You might be surprised how little your contribution rate determines in the overall health of your fund, I know I was. Throughout most of my working years we contributed 13% of our salary and benefits, and that was matched by the school. Many people assumed that was the force behind funding the system. Actually it was around only about 35%. The remaining 65% or so comes from the compounding of yearly assumed 8% return on these assets. With the market essentially flat for the past decade, it sure makes it hard to hit that assumption. So actually it shouldn't be surprising to find out your contribution rate has to go up to help keep the system funded. Assuming of course they didn't fully invest in gold the past few years :)
 
This is probably true. And it's probably true that a "cash balance" pension plan isn't as generous as the legacy plans. But is it more sustainable? And just as importantly, are they better than having no pension option at all (other than purely DC plans like 401Ks and IRAs)?

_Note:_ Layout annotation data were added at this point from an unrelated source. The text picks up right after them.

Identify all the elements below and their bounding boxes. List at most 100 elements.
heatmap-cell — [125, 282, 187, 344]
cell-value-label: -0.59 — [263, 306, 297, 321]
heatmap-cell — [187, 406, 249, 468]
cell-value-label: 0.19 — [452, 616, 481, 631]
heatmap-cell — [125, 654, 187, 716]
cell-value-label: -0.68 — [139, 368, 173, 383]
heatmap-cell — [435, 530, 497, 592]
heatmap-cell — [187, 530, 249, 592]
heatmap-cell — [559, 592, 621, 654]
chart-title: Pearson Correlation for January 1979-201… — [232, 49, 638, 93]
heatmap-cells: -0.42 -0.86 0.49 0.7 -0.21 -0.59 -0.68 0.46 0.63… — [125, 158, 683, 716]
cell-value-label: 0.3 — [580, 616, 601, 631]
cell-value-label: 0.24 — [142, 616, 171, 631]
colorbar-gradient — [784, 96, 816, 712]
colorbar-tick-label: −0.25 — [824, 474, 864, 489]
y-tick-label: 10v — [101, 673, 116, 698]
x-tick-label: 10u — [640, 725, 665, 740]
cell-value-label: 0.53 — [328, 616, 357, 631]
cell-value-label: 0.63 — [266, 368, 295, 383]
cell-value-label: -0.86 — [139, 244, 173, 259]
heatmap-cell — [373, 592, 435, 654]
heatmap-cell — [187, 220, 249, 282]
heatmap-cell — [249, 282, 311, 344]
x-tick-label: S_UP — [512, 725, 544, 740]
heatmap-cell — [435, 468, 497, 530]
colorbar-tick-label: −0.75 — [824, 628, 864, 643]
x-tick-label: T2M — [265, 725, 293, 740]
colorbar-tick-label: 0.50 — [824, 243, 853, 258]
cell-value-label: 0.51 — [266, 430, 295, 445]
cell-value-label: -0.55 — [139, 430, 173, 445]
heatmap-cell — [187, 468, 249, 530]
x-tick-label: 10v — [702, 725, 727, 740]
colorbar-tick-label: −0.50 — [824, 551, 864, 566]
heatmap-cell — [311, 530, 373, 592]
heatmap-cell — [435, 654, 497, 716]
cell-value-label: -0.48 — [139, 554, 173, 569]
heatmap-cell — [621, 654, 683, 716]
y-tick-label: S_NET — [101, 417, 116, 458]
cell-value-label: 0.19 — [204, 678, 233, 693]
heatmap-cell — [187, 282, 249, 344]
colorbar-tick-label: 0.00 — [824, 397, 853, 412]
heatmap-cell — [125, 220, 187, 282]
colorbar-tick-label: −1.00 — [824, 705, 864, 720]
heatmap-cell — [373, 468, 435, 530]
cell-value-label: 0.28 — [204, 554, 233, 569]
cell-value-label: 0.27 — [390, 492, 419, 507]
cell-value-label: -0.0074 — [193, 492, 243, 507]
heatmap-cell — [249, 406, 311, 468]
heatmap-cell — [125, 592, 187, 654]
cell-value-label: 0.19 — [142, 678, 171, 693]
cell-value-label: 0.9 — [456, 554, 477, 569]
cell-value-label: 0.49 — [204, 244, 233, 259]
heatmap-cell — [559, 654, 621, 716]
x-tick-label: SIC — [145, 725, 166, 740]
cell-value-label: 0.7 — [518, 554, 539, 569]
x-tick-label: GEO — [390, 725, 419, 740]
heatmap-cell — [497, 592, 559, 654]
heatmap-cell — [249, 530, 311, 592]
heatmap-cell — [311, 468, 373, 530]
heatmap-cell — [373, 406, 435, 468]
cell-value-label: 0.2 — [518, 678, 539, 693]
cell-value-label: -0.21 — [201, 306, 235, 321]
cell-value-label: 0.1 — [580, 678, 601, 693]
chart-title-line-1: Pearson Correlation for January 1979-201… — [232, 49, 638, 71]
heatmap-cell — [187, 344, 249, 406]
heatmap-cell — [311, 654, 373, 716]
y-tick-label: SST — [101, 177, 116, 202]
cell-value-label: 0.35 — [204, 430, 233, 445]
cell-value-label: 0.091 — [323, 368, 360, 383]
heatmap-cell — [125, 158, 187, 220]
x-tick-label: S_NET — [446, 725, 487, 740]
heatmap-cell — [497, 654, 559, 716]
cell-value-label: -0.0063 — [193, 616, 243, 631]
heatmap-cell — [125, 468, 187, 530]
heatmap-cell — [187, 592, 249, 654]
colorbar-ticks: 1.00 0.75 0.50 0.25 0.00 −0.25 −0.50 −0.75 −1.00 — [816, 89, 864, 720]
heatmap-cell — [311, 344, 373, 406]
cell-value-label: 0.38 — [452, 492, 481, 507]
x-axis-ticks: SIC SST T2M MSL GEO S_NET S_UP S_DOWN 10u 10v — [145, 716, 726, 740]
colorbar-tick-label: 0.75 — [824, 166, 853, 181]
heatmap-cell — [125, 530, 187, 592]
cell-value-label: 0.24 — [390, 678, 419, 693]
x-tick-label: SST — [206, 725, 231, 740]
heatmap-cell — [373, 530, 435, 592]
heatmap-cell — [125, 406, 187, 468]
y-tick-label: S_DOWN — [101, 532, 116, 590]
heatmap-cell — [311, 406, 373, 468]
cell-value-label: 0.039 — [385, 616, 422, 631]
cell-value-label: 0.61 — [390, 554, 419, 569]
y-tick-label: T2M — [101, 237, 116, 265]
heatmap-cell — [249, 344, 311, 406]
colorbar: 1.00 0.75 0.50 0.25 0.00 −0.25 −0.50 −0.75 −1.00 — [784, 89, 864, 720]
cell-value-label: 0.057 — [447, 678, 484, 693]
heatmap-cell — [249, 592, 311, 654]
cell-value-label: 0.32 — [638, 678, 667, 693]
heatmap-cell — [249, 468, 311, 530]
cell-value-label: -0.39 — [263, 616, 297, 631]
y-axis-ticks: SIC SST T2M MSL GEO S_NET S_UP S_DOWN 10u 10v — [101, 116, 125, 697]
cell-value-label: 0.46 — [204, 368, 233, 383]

There's no going back to legacy pension plans for the masses, I think. But I do think we can create and sustain portable "pension lite" plans for people who would prefer to have some of their retirement savings go into a plan where there is more certainty for planning purposes. And if the choice is between plans like these (especially if it's optional) and having nothing but 401K and IRAs to rely on, I'd prefer to see these plans readily available to the masses. It's as close to a "pension" many folks would see (apart from SS, I suppose).

Ziggy,

I find myself in agreement with almost everything you post, maybe its a case of great minds think alike:cool:
 
The remaining 65% or so comes from the compounding of yearly assumed 8% return on these assets. With the market essentially flat for the past decade, it sure makes it hard to hit that assumption.:)
I don't think that's where the problem lies with public pension funds. The 8% assumed return is nominal, I believe, but in nominal terms, the market has not been flat for a decade. The Hawaii retirement portfolio (as I posted previously) has done quite well recently (though the fund has a large unfunded liability):
The ERS portfolio of investments had a total value of $11.6 billion as of June 30, 2011, up 18.3 percent over the previous year. The fund saw a 20.7 percent return on investments for the year ended June 30.
Honolulu Civil Beat - Hawaii Employees' Retirement System
 
Your point is certainly valid, but I was referring to the fact that the new CB plans are generally not as $ beneficial as the old ones, except for the portability issue as you point out or the case of one working a shorter period of time at a particular company.

We agree then.

But I do want to emphasize that the portability issue is huge. Under the plans I've looked at comparing DBP's and CB's, someone who works for several firms for a total of 30 yrs under DBP's is at a huge disadvantage to someone who does the same but with CB plans.

Of course, CB plans seem to be fading away to DCP's anyway so not sure it matters much.